The Reinhart and Rogoff debate: does debt matter?

Debt accumulation needs to be related to prospective economic growth and where the NPV of future returns (growth) is less than the present value of the debt and equity, the difference will be adjusted for in GDP growth until the two are in parity.

I would have to say that overall debt must matter and that much recent press commentary has got its hands on the wrong stick.   But how much debt matters depends on a number of dynamics.

The Herdon, Ash and Pollin critique of RR’s work is based on data from 1946 to 2009.   It must be remembered that the 20th century was a period that benefitted from tremendous technological advances, educational and demographic changes, all factors that would have required large increases in the growth of capital and hence debt accumulation. 

Also while many of today’s developed economies started the 1946 – 2009 period off with very high post war sovereign debt levels, they were also starting off from a period of depressed economic activity.  Debt to GDP ratios would naturally be elevated.  Consumer debt levels and financial system debt levels were on the other hand much reduced and much less significant.

Debt allocated to productive capital, whether this be manufacturing and services or government funded infrastructure and education (et al) is important in supporting economic growth. 

Growth provides the future income to repay the debt, both reducing debt as a % of GDP and increasing he ability to pay off debt.  It must therefore be true that high growth is likely to be associated with high levels of debt accumulation and vice versa for low growth scenarios. 

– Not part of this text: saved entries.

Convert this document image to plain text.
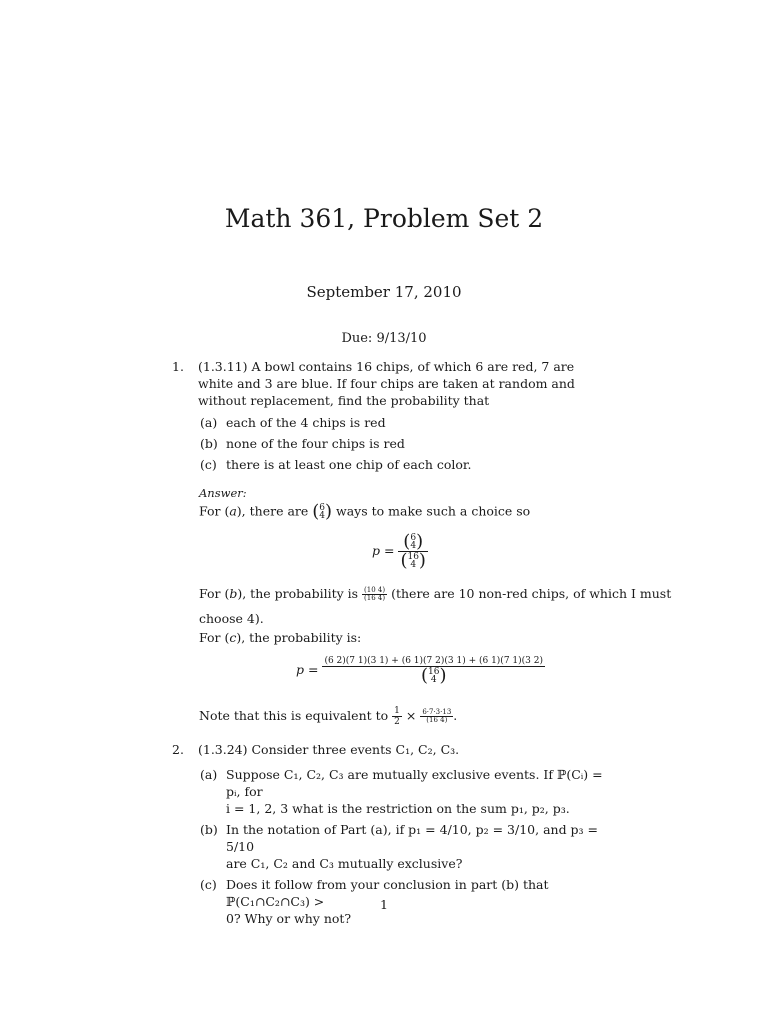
Math 361, Problem Set 2
September 17, 2010
Due: 9/13/10
1. (1.3.11) A bowl contains 16 chips, of which 6 are red, 7 are white and 3 are blue. If four chips are taken at random and without replacement, find the probability that
(a) each of the 4 chips is red
(b) none of the four chips is red
(c) there is at least one chip of each color.
Answer:
For (a), there are (6
4) ways to make such a choice so
p = (6
4)
(16
4 )
For (b), the probability is $\frac{(10 4)}{(16 4)}$ (there are 10 non-red chips, of which I must
choose 4).
For (c), the probability is:
p =
(6 2)(7 1)(3 1) + (6 1)(7 2)(3 1) + (6 1)(7 1)(3 2)
(16
4 )
Note that this is equivalent to $\frac{1}{2} \times \frac{6\cdot 7\cdot 3\cdot 13}{(16 4)}$ .
2. (1.3.24) Consider three events C₁, C₂, C₃.
(a) Suppose C₁, C₂, C₃ are mutually exclusive events. If ℙ(Cᵢ) = pᵢ, for
i = 1, 2, 3 what is the restriction on the sum p₁, p₂, p₃.
(b) In the notation of Part (a), if p₁ = 4/10, p₂ = 3/10, and p₃ = 5/10
are C₁, C₂ and C₃ mutually exclusive?
(c) Does it follow from your conclusion in part (b) that ℙ(C₁∩C₂∩C₃) >
0? Why or why not?
1
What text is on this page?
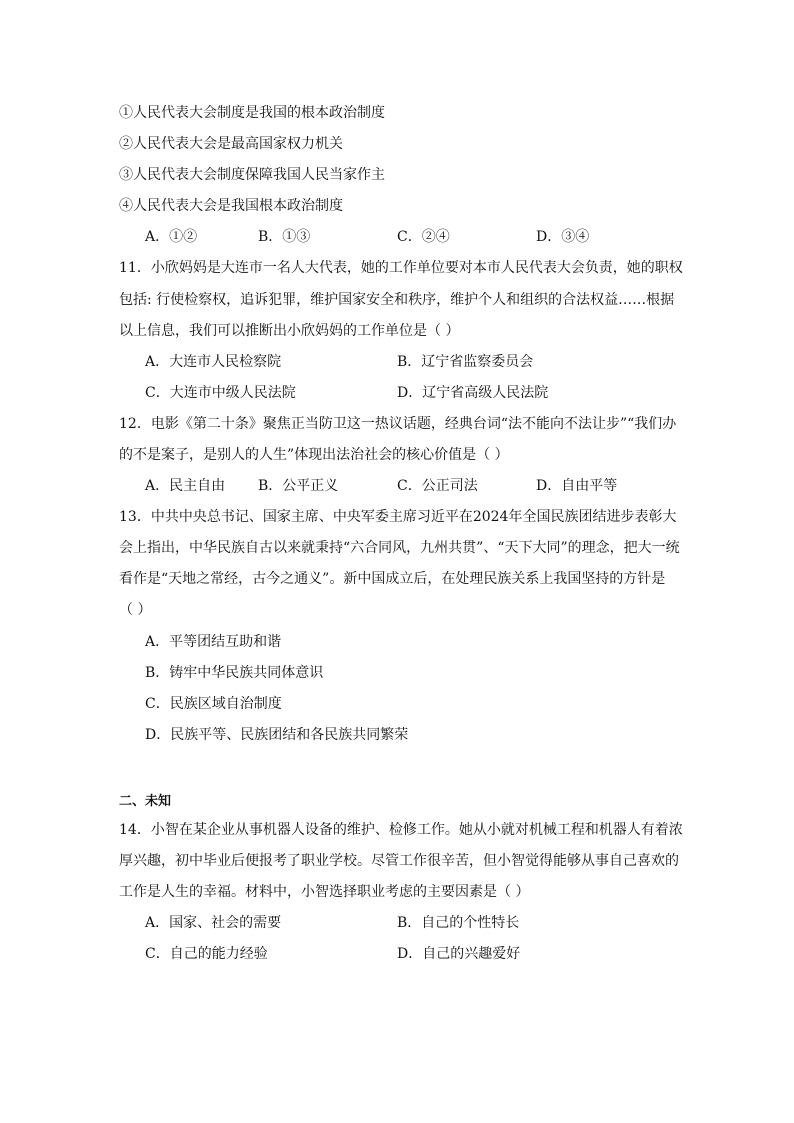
①人民代表大会制度是我国的根本政治制度
②人民代表大会是最高国家权力机关
③人民代表大会制度保障我国人民当家作主
④人民代表大会是我国根本政治制度
A．①②	B．①③	C．②④	D．③④
11．小欣妈妈是大连市一名人大代表，她的工作单位要对本市人民代表大会负责，她的职权
包括: 行使检察权，追诉犯罪，维护国家安全和秩序，维护个人和组织的合法权益……根据
以上信息，我们可以推断出小欣妈妈的工作单位是（ ）
A．大连市人民检察院	B．辽宁省监察委员会
C．大连市中级人民法院	D．辽宁省高级人民法院
12．电影《第二十条》聚焦正当防卫这一热议话题，经典台词“法不能向不法让步”“我们办
的不是案子，是别人的人生”体现出法治社会的核心价值是（ ）
A．民主自由 B．公平正义	C．公正司法	D．自由平等
13．中共中央总书记、国家主席、中央军委主席习近平在2024年全国民族团结进步表彰大
会上指出，中华民族自古以来就秉持“六合同风，九州共贯”、“天下大同”的理念，把大一统
看作是“天地之常经，古今之通义”。新中国成立后，在处理民族关系上我国坚持的方针是
（ ）
A．平等团结互助和谐
B．铸牢中华民族共同体意识
C．民族区域自治制度
D．民族平等、民族团结和各民族共同繁荣
二、未知
14．小智在某企业从事机器人设备的维护、检修工作。她从小就对机械工程和机器人有着浓
厚兴趣，初中毕业后便报考了职业学校。尽管工作很辛苦，但小智觉得能够从事自己喜欢的
工作是人生的幸福。材料中，小智选择职业考虑的主要因素是（ ）
A．国家、社会的需要	B．自己的个性特长
C．自己的能力经验	D．自己的兴趣爱好
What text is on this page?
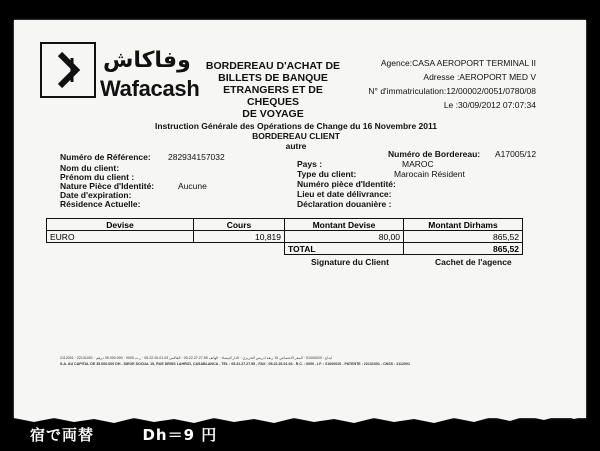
وفاكاش
Wafacash
BORDEREAU D'ACHAT DE
BILLETS DE BANQUE
ETRANGERS ET DE CHEQUES
DE VOYAGE
Agence:CASA AEROPORT TERMINAL II
Adresse :AEROPORT MED V
N° d'immatriculation:12/00002/0051/0780/08
Le :30/09/2012 07:07:34
Instruction Générale des Opérations de Change du 16 Novembre 2011
BORDEREAU CLIENT
autre
Numéro de Référence: 282934157032
Nom du client:
Prénom du client :
Nature Pièce d'Identité:	Aucune
Date d'expiration:
Résidence Actuelle:
Numéro de Bordereau: A17005/12
Pays :	MAROC
Type du client:	Marocain Résident
Numéro pièce d'Identité:
Lieu et date délivrance:
Déclaration douanière :
Devise	Cours	Montant Devise	Montant Dirhams
EURO	10,819	80,00	865,52
		TOTAL	865,52
Signature du Client	Cachet de l'agence
2112001 · 22131001 · ايداع : 01000020 · المقر الاجتماعي 15 زنقة ادريس الحريزي · الدار البيضاء · الهاتف 05.22.27.27.55 · الفاكس 05.22.26.01.03 · ر.ت 0000 · 35.000.000 درهم
S.A. AU CAPITAL DE 35.000.000 DH - SIEGE SOCIAL 15, RUE DRISS LAHRIZI, CASABLANCA - TEL : 05.22.27.27.55 - FAX : 05.22.26.01.03 - R.C. : 0000 - I.F. : 01000020 - PATENTE : 22131001 - CNSS : 2112001
宿で両替	Dh＝9 円
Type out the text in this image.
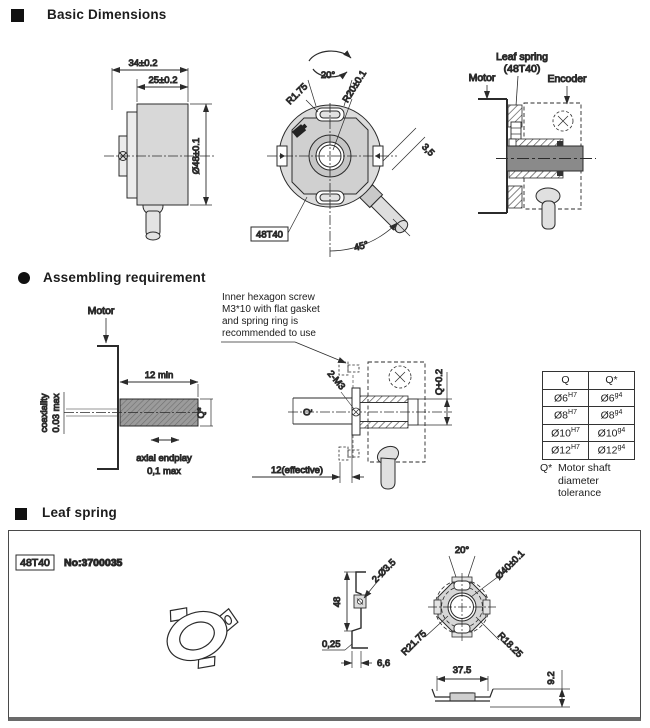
34±0.2
25±0.2
Ø48±0.1
20°
R1.75	R20±0.1
3,5
45°
48T40
Motor
Leaf spring
(48T40)
Encoder
Motor
12 min
Q*
coaxiality 0.03 max
axial endplay
0,1 max
2-M3
Q
Q+0.2
12(effective)
48T40 No:3700035
48
2-Ø3.5
0,25
6,6
20°	Ø40±0.1
R21.75	R18.25
37.5
9.2
Basic Dimensions
Assembling requirement
Inner hexagon screw
M3*10 with flat gasket
and spring ring is
recommended to use
Q	Q*
$Ø6^{H7}$	$Ø6^{g4}$
$Ø8^{H7}$	$Ø8^{g4}$
$Ø10^{H7}$	$Ø10^{g4}$
$Ø12^{H7}$	$Ø12^{g4}$
Q* Motor shaft
diameter
tolerance
Leaf spring
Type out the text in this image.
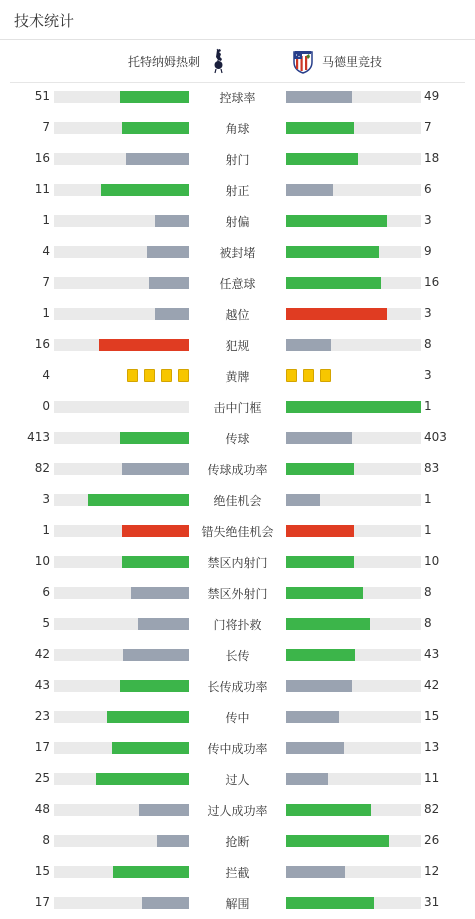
技术统计
托特纳姆热刺	马德里竞技
51	控球率	49
7	角球	7
16	射门	18
11	射正	6
1	射偏	3
4	被封堵	9
7	任意球	16
1	越位	3
16	犯规	8
4	黄牌	3
0	击中门框	1
413	传球	403
82	传球成功率	83
3	绝佳机会	1
1	错失绝佳机会	1
10	禁区内射门	10
6	禁区外射门	8
5	门将扑救	8
42	长传	43
43	长传成功率	42
23	传中	15
17	传中成功率	13
25	过人	11
48	过人成功率	82
8	抢断	26
15	拦截	12
17	解围	31
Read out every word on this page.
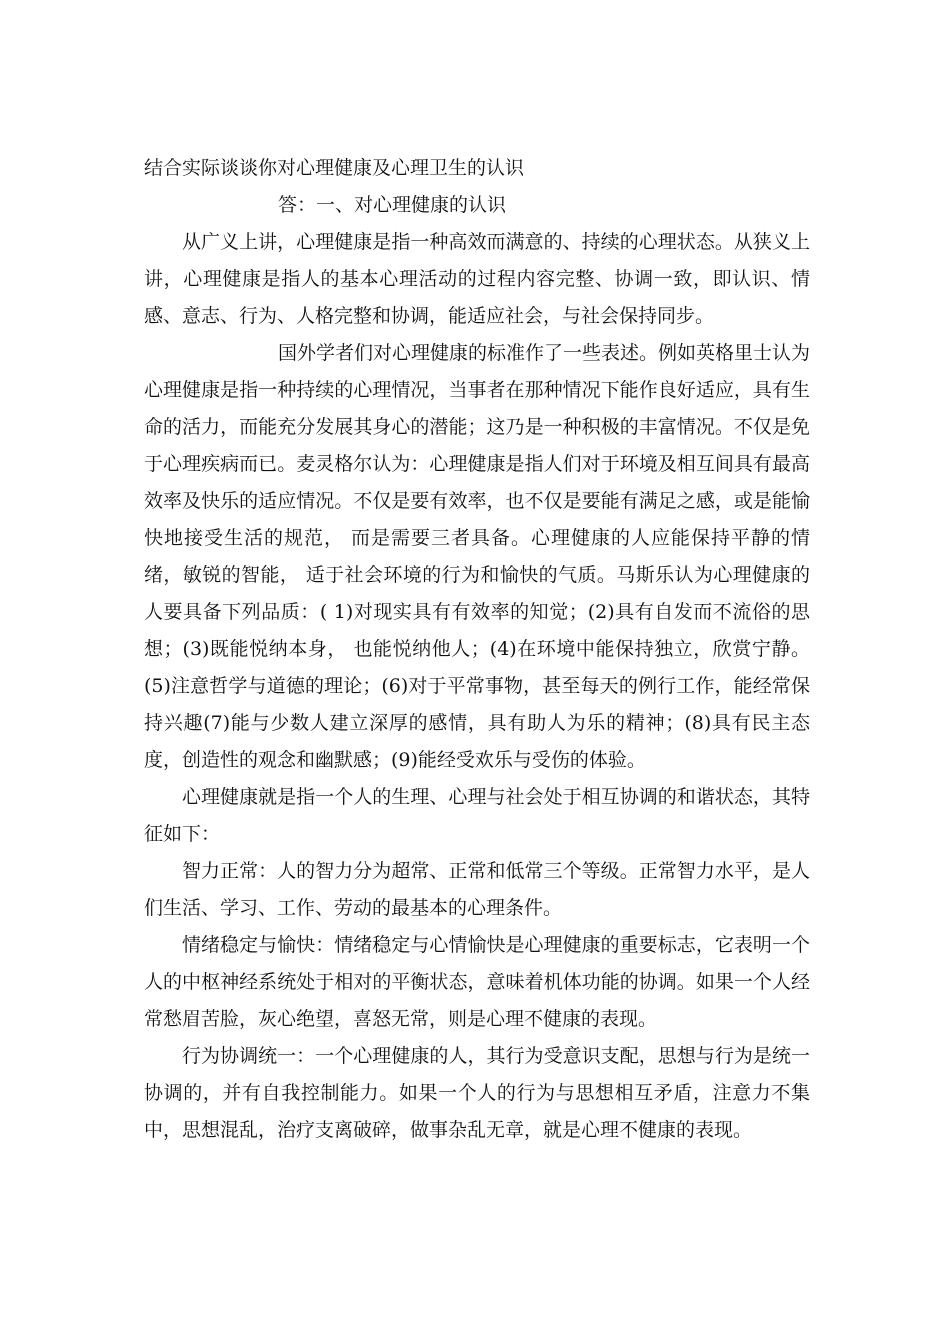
结合实际谈谈你对心理健康及心理卫生的认识

答：一、对心理健康的认识

从广义上讲，心理健康是指一种高效而满意的、持续的心理状态。从狭义上讲，心理健康是指人的基本心理活动的过程内容完整、协调一致，即认识、情感、意志、行为、人格完整和协调，能适应社会，与社会保持同步。

国外学者们对心理健康的标准作了一些表述。例如英格里士认为心理健康是指一种持续的心理情况，当事者在那种情况下能作良好适应，具有生命的活力，而能充分发展其身心的潜能；这乃是一种积极的丰富情况。不仅是免于心理疾病而已。麦灵格尔认为：心理健康是指人们对于环境及相互间具有最高效率及快乐的适应情况。不仅是要有效率，也不仅是要能有满足之感，或是能愉快地接受生活的规范， 而是需要三者具备。心理健康的人应能保持平静的情绪，敏锐的智能， 适于社会环境的行为和愉快的气质。马斯乐认为心理健康的人要具备下列品质：( 1)对现实具有有效率的知觉；(2)具有自发而不流俗的思想；(3)既能悦纳本身， 也能悦纳他人；(4)在环境中能保持独立，欣赏宁静。(5)注意哲学与道德的理论；(6)对于平常事物，甚至每天的例行工作，能经常保持兴趣(7)能与少数人建立深厚的感情，具有助人为乐的精神；(8)具有民主态度，创造性的观念和幽默感；(9)能经受欢乐与受伤的体验。

心理健康就是指一个人的生理、心理与社会处于相互协调的和谐状态，其特征如下：

智力正常：人的智力分为超常、正常和低常三个等级。正常智力水平，是人们生活、学习、工作、劳动的最基本的心理条件。

情绪稳定与愉快：情绪稳定与心情愉快是心理健康的重要标志，它表明一个人的中枢神经系统处于相对的平衡状态，意味着机体功能的协调。如果一个人经常愁眉苦脸，灰心绝望，喜怒无常，则是心理不健康的表现。

行为协调统一：一个心理健康的人，其行为受意识支配，思想与行为是统一协调的，并有自我控制能力。如果一个人的行为与思想相互矛盾，注意力不集中，思想混乱，治疗支离破碎，做事杂乱无章，就是心理不健康的表现。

But what of scenarios where debt is accumulated to drive growth forward where little more appears to be possible (as now), or where debt is accumulated in over valued and less or non productive assets (US real estate, Chinese infrastructure projects, Japanese real estate pre 1990s)), or where growth is raised, for a significant period above its balanced growth rate, as consumption is leveraged and saving reduced (as in the US and other developed economies before the 2007 crisis), or where there has been a demographic shift (Japan low birth rate)? 

High debt does not necessarily mean low growth, as we note from the Chinese experience where debt has been used to fund gross fixed capital investment, but it can definitely mean increased risk of poor to negative growth rates where future growth is lower. 

Indeed, the adjustment from too much debt to a debt level which can be accommodated by lower growth rates is likely to result in much weaker, if not negative growth for a period of time..     

Slower technological change, structural economic imbalances (too much consumption, too little investment in one economy and too little consumption and too much investment in another) with high levels of debt, slowing demographics and other factors can change the impact of high debt levels on economic growth.   High debt levels with weak growth drivers and significant structural economic imbalances impeding growth are likely to significantly impact economic growth.

Indeed, much of the recent increase in sovereign debt loads has been the result of taking on financial sector/consumer asset focussed debt and in supporting consumption while unemployment is high and output low.   It has not been generally used to finance growth in the productive capital base per se.

I think the relevance of high debt to expected growth rates still applies: adjusting for structural economic imbalances and their associated debt loads across the economy will impact economic growth for some time. 

If high levels of debt were not indeed some vitiating element in the growth equation then neither would debt reduction be.  

I nevertheless disagree with those who used the RR paper to argue for austerity, because as I have noted in my Capitalism in Crisis series, it is virtually impossible to reduce debt without significant adverse impact on GDP growth.   But this also means that the process and term of adjustment is long and likewise exposed to significant risks.

Debt accumulation needs to be related to prospective economic growth and where the NPV of future returns (growth) is less than the present value of the debt and equity, the difference will be adjusted for in GDP growth until the two are in parity.